Dortmunder Polizei ermittelt nach brutaler Hundemisshandlung in viralem Video
H.-Dieter HuhnDortmunder Polizei ermittelt nach brutaler Hundemisshandlung in viralem Video
Die Dortmunder Polizei hat ein Ermittlungsverfahren eingeleitet, nachdem ein Video einen Mann zeigte, der einen Belgischen Schäferhund mit einer Leine schlug. Der Vorfall löste Empörung aus und führte zu Hunderten von Beschwerden aus der Bevölkerung. Die Behörden haben inzwischen einen 44-jährigen Ortsansässigen als Hauptverdächtigen identifiziert.
Der Fall begann, als ein Video in den sozialen Medien verbreitet wurde, das den Mann zeigt, wie er auf den Hund einschlägt. Daraufhin leitete die Dortmunder Polizei ein Verfahren nach dem deutschen Tierschutzgesetz ein.

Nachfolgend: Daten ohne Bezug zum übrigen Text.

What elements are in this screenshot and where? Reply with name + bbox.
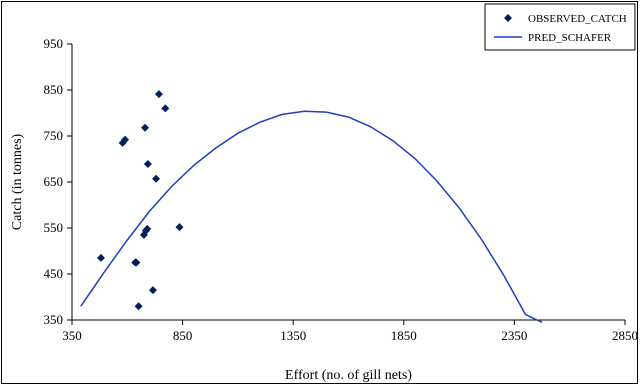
line-series bbox=[80, 110, 543, 323]
x-tick-label: 1350 bbox=[280, 328, 306, 343]
y-tick-label: 950 bbox=[44, 36, 64, 51]
legend-box bbox=[484, 3, 636, 51]
y-axis-title: Catch (in tonnes) bbox=[10, 133, 25, 230]
observed-catch-point bbox=[121, 135, 130, 144]
tick-labels: 350 450 550 650 750 850 950 350 850 1350 1850 2350 2… bbox=[44, 36, 639, 343]
x-tick-label: 2850 bbox=[612, 328, 638, 343]
x-tick-label: 2350 bbox=[501, 328, 527, 343]
observed-catch-point bbox=[154, 90, 163, 99]
observed-catch-point bbox=[132, 258, 141, 267]
scatter-series bbox=[96, 90, 184, 311]
y-tick-label: 850 bbox=[44, 82, 64, 97]
y-tick-label: 650 bbox=[44, 174, 64, 189]
observed-catch-point bbox=[152, 174, 161, 183]
observed-catch-point bbox=[161, 104, 170, 113]
observed-catch-point bbox=[140, 123, 149, 132]
y-tick-label: 350 bbox=[44, 312, 64, 327]
legend: OBSERVED_CATCH PRED_SCHAFER bbox=[484, 3, 636, 51]
x-tick-label: 850 bbox=[173, 328, 193, 343]
observed-catch-point bbox=[143, 160, 152, 169]
x-tick-label: 1850 bbox=[391, 328, 417, 343]
x-axis-title: Effort (no. of gill nets) bbox=[285, 368, 412, 383]
observed-catch-point bbox=[134, 302, 143, 311]
legend-label: OBSERVED_CATCH bbox=[528, 13, 627, 25]
observed-catch-point bbox=[143, 224, 152, 233]
y-tick-label: 750 bbox=[44, 128, 64, 143]
pred-schafer-line bbox=[80, 110, 543, 323]
observed-catch-point bbox=[148, 286, 157, 295]
observed-catch-point bbox=[96, 253, 105, 262]
axes bbox=[67, 43, 626, 325]
legend-label: PRED_SCHAFER bbox=[528, 32, 612, 44]
y-tick-label: 450 bbox=[44, 266, 64, 281]
observed-catch-point bbox=[175, 223, 184, 232]
legend-diamond-swatch bbox=[504, 14, 512, 22]
x-tick-label: 350 bbox=[62, 328, 82, 343]
y-tick-label: 550 bbox=[44, 220, 64, 235]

Die Aufnahmen sorgten schnell für Aufsehen, und zahlreiche Bürger reichten Hinweise sowie offizielle Anzeigen ein.
Der 44-jährige Dortmunder steht nun unter Ermittlung. Derweil wurde der Hund von den Behörden beschlagnahmt und in ein Tierheim gebracht, wo er versorgt wird.
Die Polizei warnte davor, das Video weiter zu verbreiten. Zudem betonte sie, dass Drohungen oder Aufrufe zu Selbstjustiz als Straftaten verfolgt werden. Die Ermittlungen laufen weiterhin, und die Beamten sammeln weiterhin Beweise. Der Hund befindet sich derzeit in der Obhut eines Tierheims, während das rechtliche Verfahren andauert. Die Behörden wiesen erneut darauf hin, dass Anliegen ausschließlich über offizielle Kanäle gemeldet werden sollten.